Develop the urge to achieve excellence everyday. To do your best everyday. To out do yesterday’s performance and focus by making today the greatest day of your life. The greatest day of your life will simply mean nothing to your state in the future if you don’t maintain that progress. You need to realize this:  Anything you accomplish, no matter how great, will never be good enough to sustain you.  You need to get the itch to make an effort to achieve those great accomplishments that move you forward and ahead of the pack on a daily basis.

Be real with yourself. No matter how much talk and how many dreams you con conjure they won’t do anything unless they are backed with action. Confront the facts of life. Where you are and where you are going and what kind of efforts you’re producing to get you there. Analyze what needs to be sacrificed and what tools or skills or insight should be added. Churchhill said, “I…. have no need for cheering dreams.

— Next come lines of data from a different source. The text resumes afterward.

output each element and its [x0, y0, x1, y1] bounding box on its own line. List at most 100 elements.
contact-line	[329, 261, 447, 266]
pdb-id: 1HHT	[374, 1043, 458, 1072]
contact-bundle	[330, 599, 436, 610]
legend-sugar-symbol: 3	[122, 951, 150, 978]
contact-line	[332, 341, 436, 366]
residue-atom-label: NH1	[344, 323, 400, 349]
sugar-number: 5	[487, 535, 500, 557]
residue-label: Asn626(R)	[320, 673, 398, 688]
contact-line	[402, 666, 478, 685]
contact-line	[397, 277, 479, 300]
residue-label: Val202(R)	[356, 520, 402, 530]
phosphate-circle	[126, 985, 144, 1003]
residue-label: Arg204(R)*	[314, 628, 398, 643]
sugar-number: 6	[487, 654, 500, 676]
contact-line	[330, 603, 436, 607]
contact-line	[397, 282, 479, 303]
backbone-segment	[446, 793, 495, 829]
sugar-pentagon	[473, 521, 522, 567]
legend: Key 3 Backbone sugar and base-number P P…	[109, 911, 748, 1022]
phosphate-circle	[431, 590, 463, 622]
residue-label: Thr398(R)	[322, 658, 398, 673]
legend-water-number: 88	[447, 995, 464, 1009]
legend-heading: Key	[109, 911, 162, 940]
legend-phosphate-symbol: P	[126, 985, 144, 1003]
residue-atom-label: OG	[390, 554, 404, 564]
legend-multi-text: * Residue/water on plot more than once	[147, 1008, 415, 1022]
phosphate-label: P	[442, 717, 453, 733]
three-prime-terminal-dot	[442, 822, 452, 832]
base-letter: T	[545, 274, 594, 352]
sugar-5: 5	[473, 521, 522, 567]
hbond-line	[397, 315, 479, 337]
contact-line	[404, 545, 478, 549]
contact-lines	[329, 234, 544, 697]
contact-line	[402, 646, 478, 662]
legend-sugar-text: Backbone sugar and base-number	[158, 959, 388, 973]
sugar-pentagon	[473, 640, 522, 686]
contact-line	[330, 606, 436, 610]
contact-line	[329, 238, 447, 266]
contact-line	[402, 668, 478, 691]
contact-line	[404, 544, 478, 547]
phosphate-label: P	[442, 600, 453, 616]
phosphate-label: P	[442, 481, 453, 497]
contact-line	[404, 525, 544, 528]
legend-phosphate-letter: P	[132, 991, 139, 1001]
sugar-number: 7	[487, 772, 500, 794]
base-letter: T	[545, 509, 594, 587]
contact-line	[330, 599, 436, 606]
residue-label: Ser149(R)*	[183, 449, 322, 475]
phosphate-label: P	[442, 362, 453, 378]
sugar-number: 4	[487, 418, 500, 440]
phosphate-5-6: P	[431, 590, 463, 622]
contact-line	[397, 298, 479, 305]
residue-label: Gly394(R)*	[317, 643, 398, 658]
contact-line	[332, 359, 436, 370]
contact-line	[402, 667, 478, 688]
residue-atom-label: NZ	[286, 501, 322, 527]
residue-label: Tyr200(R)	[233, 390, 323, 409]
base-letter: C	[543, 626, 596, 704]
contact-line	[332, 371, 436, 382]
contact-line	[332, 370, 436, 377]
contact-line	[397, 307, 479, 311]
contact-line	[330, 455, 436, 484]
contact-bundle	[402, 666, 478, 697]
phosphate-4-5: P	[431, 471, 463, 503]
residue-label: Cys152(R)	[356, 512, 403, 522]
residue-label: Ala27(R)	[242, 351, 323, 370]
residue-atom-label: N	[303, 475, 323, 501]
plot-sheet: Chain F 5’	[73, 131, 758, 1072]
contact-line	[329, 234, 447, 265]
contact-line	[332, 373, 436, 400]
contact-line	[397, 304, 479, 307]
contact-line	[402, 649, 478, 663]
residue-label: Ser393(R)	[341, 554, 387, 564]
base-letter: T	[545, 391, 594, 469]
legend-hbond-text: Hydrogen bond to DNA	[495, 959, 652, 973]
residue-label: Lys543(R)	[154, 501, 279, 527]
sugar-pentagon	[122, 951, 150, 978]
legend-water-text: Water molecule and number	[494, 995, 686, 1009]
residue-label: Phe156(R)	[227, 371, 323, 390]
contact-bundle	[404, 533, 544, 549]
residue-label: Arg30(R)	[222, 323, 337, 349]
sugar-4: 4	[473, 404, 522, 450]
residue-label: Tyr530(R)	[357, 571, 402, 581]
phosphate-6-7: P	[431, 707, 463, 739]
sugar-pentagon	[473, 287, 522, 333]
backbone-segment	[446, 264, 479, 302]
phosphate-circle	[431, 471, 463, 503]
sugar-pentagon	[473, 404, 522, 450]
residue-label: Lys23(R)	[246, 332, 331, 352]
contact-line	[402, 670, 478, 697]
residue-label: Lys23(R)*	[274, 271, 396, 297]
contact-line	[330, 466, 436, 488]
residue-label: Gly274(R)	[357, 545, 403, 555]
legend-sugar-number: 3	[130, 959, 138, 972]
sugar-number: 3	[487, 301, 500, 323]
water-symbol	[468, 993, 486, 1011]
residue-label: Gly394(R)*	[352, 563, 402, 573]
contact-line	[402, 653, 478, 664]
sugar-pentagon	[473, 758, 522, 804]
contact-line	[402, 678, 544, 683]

Facts are better than dreams.” When you are real with yourself you can be real with your progress and when you make the effort to move forward based on your genuine applied efforts, you can bask in the feelings of that reward.

Try.

“Whatever you’re doing, be all there.” Jim Elliot

I am not living in the past. i am not a collection of my past best efforts. Every second i have the option of doing my best based on my newly acquired taste of what it takes to be the best. i love being the best. i love perfection, or striving for it. i am not fake. im not going to be miserable by being negative. i am so happy with trying that there is nothing i will not try that would potentially get me close to where i want to go. i will try until i accomplish my goal. i will not have mediocre goals. i will know what the standard is just so i can blow it away. i will be humble and i will learn from the best. i will read and study the best. i will do whatever it takes to reach my full potential. I will have the best attitude. i will always try to reach my dreams even in the diversity of dream stealer’s. people with negative attitudes. people who always like to bring others down. the people who like to give reality checks. well. they can live a mediocre life if they want. They don’t know how to dream. Id rather dream a little and try little than dream a lot and try nothing.